Moreover, it seems less important to generally worry about the 'obsolescence' (a rather tortured word anyway) as evidenced simply by age, and more whether or not any input features/covariates of a model match BOTH the spatial AND temporal resolution of the observation data. If one were doing a simple model of observation versus elevation then age of the observation would have little to say about obsolescence. If thinking about landcover then it is obviously important. One would think a more compelling argument would be to show how some standard species distribution modelling outputs would fundamentally change depending on whether each covariate was spatially and temporally matched to the biodiversity observation or not.

Finally, it seems the owl example is a funny one, as the scale at which the errors exist for owl pellet analysis is probably greater than the scale at which the analysis is run.

As you can see, I think the overall point made in the article is a solid and simple one. I worry about the unnecessary complexity of how the authors have approached making their point and feel they have perhaps missed the more general observation that each biodiversity observation should be matched with covariates that exists at the correct spatial and temporal scale.

Reviewer 2 ·

Basic reporting

In general, I think this is a valuable and important line of inquiry that the authors are exploring. I have not previously seen the issue of temporal obsolescence explored in a quantitative way. There are some substantial concerns with the current manuscript, however.

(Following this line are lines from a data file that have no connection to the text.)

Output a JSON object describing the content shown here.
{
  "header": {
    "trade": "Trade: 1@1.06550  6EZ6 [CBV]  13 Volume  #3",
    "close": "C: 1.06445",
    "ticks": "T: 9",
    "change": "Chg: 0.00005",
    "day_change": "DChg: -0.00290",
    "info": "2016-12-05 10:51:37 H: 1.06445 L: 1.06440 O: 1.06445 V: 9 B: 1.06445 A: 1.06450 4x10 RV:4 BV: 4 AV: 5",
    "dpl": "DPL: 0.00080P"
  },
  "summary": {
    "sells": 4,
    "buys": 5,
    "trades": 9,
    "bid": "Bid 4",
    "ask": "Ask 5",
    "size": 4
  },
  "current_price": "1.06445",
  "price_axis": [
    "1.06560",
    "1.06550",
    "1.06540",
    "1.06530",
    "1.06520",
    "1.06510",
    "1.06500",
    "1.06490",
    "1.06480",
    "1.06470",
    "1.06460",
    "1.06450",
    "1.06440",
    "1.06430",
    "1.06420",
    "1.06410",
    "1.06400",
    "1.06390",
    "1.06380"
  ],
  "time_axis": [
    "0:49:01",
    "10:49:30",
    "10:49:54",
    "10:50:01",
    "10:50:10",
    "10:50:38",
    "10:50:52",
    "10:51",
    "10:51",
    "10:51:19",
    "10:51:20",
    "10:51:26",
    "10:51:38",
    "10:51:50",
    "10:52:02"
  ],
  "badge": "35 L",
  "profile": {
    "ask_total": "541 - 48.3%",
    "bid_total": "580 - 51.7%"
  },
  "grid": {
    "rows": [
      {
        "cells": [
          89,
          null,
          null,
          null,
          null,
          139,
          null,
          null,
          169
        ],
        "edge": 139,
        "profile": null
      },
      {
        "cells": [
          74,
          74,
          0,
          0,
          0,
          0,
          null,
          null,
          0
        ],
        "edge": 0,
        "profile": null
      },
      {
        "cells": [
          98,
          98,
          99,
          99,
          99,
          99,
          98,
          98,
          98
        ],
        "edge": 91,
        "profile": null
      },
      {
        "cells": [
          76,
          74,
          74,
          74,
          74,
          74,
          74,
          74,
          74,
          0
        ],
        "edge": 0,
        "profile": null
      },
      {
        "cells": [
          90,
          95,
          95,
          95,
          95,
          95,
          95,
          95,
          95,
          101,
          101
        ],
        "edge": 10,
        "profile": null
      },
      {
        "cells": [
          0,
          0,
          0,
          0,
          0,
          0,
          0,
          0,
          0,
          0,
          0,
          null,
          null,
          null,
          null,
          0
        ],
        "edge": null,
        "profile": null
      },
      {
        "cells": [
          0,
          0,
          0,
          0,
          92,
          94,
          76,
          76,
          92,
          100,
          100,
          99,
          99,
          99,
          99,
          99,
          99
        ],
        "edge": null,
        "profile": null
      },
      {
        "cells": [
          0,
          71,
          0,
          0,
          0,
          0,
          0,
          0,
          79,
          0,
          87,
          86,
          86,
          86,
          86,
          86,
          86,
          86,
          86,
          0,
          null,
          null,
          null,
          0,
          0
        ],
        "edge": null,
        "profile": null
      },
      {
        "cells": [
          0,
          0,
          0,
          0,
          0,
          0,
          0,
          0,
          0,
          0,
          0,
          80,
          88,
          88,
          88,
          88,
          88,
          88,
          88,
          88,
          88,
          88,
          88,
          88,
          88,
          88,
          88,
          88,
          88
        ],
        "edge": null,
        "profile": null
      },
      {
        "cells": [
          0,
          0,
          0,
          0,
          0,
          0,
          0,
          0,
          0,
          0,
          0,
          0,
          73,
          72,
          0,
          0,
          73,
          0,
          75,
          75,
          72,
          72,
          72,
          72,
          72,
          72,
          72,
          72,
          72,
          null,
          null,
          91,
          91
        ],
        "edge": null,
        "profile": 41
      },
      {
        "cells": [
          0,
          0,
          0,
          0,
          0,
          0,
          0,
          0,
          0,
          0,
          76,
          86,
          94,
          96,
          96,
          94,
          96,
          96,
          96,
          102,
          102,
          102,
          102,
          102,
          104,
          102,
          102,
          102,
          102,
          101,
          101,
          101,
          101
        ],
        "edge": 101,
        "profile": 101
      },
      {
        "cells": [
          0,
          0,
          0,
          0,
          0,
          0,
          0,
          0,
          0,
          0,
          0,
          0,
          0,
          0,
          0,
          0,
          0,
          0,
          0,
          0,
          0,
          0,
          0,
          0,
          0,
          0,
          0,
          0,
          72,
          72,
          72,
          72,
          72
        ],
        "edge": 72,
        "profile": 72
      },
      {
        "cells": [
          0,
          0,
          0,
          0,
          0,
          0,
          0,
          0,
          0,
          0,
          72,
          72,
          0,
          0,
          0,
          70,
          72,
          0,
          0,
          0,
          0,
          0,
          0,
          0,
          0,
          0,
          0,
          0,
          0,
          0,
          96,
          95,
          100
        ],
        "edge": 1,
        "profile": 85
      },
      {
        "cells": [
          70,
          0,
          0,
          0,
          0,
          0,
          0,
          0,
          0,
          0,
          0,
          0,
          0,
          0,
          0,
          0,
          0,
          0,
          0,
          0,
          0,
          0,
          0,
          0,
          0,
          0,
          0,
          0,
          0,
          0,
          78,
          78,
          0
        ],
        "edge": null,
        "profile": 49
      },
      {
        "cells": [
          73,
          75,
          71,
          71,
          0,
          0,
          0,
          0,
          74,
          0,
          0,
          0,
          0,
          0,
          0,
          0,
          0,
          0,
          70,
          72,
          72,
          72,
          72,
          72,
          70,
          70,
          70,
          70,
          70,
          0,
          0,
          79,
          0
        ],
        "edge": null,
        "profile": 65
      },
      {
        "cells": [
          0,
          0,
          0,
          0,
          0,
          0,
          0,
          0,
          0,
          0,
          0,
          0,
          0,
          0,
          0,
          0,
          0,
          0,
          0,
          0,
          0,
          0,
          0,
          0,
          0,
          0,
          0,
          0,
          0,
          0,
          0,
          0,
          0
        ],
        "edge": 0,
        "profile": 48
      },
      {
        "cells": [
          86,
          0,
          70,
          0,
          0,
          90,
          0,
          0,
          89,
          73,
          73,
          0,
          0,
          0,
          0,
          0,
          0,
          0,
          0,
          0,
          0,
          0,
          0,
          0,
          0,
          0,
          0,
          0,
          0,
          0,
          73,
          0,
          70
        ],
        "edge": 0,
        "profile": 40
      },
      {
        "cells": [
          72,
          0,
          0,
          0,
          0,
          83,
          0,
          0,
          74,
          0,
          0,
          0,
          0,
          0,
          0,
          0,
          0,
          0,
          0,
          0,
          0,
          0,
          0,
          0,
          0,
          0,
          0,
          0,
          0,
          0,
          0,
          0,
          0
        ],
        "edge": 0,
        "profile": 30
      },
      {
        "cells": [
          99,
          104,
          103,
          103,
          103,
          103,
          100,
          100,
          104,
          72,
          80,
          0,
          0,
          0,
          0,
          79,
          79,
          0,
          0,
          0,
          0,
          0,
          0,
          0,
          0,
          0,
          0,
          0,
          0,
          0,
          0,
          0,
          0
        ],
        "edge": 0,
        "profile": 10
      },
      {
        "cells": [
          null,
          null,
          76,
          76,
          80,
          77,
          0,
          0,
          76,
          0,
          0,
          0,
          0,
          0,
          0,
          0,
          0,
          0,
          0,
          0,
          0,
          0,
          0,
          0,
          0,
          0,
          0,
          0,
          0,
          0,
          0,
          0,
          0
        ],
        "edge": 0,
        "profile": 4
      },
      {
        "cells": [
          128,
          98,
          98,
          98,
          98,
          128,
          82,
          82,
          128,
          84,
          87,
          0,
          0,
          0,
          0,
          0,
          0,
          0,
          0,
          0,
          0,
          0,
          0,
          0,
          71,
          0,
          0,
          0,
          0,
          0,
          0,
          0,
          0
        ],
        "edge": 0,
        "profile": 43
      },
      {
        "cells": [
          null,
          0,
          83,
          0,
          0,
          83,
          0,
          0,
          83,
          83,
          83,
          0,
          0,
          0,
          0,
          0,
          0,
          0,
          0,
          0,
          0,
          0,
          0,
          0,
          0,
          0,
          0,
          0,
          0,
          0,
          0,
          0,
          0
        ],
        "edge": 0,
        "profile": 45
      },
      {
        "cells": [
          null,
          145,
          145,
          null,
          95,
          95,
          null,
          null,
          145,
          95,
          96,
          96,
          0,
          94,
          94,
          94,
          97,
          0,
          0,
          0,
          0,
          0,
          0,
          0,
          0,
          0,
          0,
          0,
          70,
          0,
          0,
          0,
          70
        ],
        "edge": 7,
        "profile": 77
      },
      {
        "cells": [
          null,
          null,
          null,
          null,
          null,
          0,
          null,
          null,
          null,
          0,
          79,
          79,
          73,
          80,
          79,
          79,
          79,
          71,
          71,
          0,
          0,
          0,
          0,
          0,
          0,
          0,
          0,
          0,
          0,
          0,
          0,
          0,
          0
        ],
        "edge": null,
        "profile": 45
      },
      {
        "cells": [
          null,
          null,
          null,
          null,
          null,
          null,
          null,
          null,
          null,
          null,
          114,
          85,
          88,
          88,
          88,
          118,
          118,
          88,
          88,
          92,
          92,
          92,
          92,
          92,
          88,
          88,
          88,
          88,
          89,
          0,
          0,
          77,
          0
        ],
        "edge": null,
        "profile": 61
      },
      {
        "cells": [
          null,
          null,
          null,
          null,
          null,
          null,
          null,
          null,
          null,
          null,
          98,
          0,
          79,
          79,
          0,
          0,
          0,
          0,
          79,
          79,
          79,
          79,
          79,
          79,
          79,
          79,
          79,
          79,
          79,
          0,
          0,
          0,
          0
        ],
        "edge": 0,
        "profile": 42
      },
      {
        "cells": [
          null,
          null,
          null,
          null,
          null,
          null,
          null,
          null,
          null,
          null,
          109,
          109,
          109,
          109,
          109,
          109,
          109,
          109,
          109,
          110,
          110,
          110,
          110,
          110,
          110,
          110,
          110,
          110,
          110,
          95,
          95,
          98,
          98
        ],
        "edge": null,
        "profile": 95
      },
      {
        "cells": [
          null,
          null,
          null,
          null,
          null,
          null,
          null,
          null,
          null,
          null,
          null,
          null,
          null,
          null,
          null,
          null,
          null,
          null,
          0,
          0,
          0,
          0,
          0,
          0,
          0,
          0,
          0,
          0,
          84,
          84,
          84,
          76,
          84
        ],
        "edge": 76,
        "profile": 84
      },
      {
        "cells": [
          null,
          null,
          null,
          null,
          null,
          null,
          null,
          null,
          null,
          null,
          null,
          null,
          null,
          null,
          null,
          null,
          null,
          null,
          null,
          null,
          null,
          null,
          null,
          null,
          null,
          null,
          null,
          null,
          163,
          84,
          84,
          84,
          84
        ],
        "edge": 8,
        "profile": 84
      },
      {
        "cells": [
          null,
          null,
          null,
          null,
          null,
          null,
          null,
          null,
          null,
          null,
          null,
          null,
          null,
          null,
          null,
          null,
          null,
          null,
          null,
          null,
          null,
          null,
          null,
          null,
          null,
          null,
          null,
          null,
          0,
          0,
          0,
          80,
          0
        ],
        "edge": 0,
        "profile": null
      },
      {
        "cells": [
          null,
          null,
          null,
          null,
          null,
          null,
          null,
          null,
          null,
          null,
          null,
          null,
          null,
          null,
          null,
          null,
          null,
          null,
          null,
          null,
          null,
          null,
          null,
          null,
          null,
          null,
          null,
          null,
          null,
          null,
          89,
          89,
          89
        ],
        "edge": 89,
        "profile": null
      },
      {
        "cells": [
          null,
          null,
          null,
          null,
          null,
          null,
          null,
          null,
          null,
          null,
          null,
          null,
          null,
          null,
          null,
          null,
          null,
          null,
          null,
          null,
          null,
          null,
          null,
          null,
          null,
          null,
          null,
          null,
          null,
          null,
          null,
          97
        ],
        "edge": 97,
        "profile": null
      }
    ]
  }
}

The English grammar could be substantially improved. The discussion section in particular has many errors in the writing. It is poorly structured and difficult to follow. This is detracting from the findings of the research.

Lines 66-70 – I do not think it is correct to say that aquatic systems and oceans have more standardized data. The UK has many regular monitoring programs, from birds to butterflies, as do Australia and South Africa, and probably other countries. The Breeding Bird Survey in the U.S. has been going for 50 years. In general, I believe the authors need to better characterize what data already do exist.

Line 79 – what is meant by a tuple?

Experimental design

There are datasets other than GBIF, and for some countries GBIF holds relatively little of the PBR data. This is not specifically a problem for this study, but it is worth mentioning.

Line 152 – A spatial resolution of 25km2 is extremely coarse. It is inconsistent with the use of 1:5,000 aerial photos or satellite imagery. If this were the resolution of the input land use maps, the later analyses at the same resolution do not make sense.

In general I do not fully understand the land use change methods, even after reading the text several times. Either the methods do not make sense, or the description of them is not clear. Either way, this is a critical concern.

The analyses would be much stronger if the change analysis was done per point rather than generalized to grid cells. Artificially binning things into grid cells of an arbitrary size means that some points will fall in the middle of cells but others may be close to the border between two cells. Consequently, where a point happens to fall within a cell affects how representative the value of that cell actually is for a given point. What would be more informative would be an assessment of change within a set radius of the locality point. Depending on the format and design of the landuse data, which is not clear in the current text, such an evaluation should be relatively straightforward with ArcGIS.

Validity of the findings

I do not doubt the overall conclusion that many biodiversity records are outdated and not representative of what occurs in a location today. It is important and people should be more considerate of this limitation of the PBR data. However, it is not clear to me that the approach used for measuring those changes, specifically the resolution of the land use change mapping, is appropriate or clearly explained.